Her şeyden önce, vampirler arasındaki en iyi savaşçıların çoğunu savaş için göndermişlerdi, bu yüzden güçlerinin büyük bir kısmını kaybetmişlerdi. Bunun da ötesinde, kendileri de oldukça yorgundular. Sürekli savaşarak, kan güçlerini ve yeteneklerini kullanarak, vücutlarının sınırlarını bir kez daha zorlamışlardı ve şimdi bunu tekrar yapıyorlardı, tükenme riskini katlanarak artırıyorlardı.

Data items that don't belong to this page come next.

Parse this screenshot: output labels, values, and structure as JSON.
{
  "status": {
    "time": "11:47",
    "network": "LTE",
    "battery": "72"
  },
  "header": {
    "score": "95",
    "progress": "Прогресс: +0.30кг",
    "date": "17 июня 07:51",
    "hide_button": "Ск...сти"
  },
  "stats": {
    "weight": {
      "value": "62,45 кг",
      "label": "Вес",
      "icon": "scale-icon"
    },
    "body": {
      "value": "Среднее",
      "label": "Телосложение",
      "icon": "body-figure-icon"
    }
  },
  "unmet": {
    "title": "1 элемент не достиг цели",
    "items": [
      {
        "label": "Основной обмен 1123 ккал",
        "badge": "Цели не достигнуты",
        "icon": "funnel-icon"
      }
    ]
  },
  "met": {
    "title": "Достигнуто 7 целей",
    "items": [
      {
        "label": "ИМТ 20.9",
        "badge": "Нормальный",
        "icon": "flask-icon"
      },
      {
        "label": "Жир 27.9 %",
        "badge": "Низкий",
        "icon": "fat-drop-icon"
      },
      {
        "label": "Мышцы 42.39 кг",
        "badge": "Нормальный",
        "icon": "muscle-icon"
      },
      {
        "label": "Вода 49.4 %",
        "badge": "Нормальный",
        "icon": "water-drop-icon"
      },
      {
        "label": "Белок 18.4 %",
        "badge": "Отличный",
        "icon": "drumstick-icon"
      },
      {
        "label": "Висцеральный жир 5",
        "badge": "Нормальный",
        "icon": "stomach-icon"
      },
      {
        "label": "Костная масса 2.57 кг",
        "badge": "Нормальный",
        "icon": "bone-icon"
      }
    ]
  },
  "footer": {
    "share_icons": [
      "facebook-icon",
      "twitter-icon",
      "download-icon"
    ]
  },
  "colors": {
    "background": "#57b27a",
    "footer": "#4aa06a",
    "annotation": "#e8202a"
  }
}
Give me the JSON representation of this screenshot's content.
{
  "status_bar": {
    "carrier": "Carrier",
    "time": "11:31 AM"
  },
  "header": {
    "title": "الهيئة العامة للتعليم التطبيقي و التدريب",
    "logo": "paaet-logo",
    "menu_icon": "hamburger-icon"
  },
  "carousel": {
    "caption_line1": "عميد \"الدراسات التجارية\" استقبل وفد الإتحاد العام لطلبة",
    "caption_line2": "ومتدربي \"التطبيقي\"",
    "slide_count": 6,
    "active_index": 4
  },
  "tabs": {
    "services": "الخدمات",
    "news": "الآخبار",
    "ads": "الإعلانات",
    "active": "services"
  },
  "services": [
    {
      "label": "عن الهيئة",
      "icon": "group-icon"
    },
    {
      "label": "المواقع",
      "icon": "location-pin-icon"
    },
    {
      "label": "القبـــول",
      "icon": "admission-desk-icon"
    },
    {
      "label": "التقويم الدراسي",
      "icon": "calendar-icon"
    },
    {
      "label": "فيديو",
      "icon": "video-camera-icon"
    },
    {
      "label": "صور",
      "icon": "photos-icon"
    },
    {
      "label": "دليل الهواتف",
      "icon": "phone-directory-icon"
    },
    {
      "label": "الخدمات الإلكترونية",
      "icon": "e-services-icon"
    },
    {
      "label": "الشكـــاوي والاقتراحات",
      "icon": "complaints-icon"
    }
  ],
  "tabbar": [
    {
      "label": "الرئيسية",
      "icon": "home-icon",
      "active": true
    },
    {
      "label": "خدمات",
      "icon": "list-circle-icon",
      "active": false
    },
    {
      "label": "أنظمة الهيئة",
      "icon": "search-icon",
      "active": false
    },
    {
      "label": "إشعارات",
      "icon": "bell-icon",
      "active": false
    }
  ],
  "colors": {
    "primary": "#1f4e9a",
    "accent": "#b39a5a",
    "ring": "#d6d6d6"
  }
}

Belli etmemek için ellerinden geleni yapsalar da, bir şeyler olduğu açıktı. Sonra, ama en tuhaf şey oldu.
İnsansı Dalki arkasını döndü ve geri koşmaya başladı ve bir sonraki anda Dalki’nin geri kalanı da onu takip etti. Gemiye doğru koşuyorlardı.
“Ne yapmalıyız? Takip edip saldırmalı mıyız? Avantaj bizde.” Diye sordu Gümüş.
“Hayır,” Lee başını salladı. “Daha güçlü güçlere sahip bir tuzak olabilir veya belki de geminin kendi kendini imha etmesi olabilir. Takip etmek iyi bir fikir değil. Ayrıca bu savaşta hayatlarını feda eden vampirlerin cesetlerini kurtarmamız ve toplamamız gerekiyor.
Etrafına bakındığında, Silver o zaman liderlerin kendilerinin de bitkin olduğunu fark etti. Bu ilk çatışmaydı ve görünüşe göre Daliki güçlerinin yaklaşık üçte birini öldürmüşlerdi, vampirlerin saldırı gücü de yüzde olarak aynı şeyi ele geçirmişti.
Bir an sonra, arkadan göründüğünü fark ettikleri bir gemi karaya çıkmaya başlamıştı. Gemiden inen Sam ve Vincent, onlarla birlikte takviye kuvvetleriydi. Lanetli fraksiyonun insanları gönderildiğinden, takviye olarak sadece onuncu aileden elli kadar vampirden oluşan bir grup vardı.
İkisi gemiden inerken, liderler ve diğerleri Sam’i selamlamak için hızlı davrandılar. Onları görünce bazı vampirler endişelendi çünkü liderlerinin diğerleriyle birlikte geldiğini göremedikleri için, belki de Sam’le birlikte geleceklerini düşündüler.
“İlk aile liderini hiçbir yerde görmüyorum? Nicu nerede?” Diye sordu bir vampir.
“Şimdi bunun zamanı değil!” Sam bağırdı ve Vincent’la birlikte hızla diğer liderlerin bulunduğu alana çıkmak için koştu. Hepsi uzaktaki Dalki ana gemisine baktılar.
“Sorun ne.. Yüzündeki o ifadenin nesi var?” Diye sordu Gümüş.
Hem Vincent hem de Sam, İnsansı Dalki’nin Dalki gemisinin yanında gülümsediğini görebiliyorlardı ve nedenini biliyorlardı.
“Herkes, her an savaşa hazırlanın. Duvarların arkasındaki tüm vampirleri bilgilendirin – Hayatlarınız için savaşın!” Sam avazı çıktığı kadar bağırdı ve vampirleri neden bu kadar endişelendiğini merak etmeye bıraktı.
“Sonunda hazır gibi görünüyorlar.” İnsansı Dalki gülümsedi.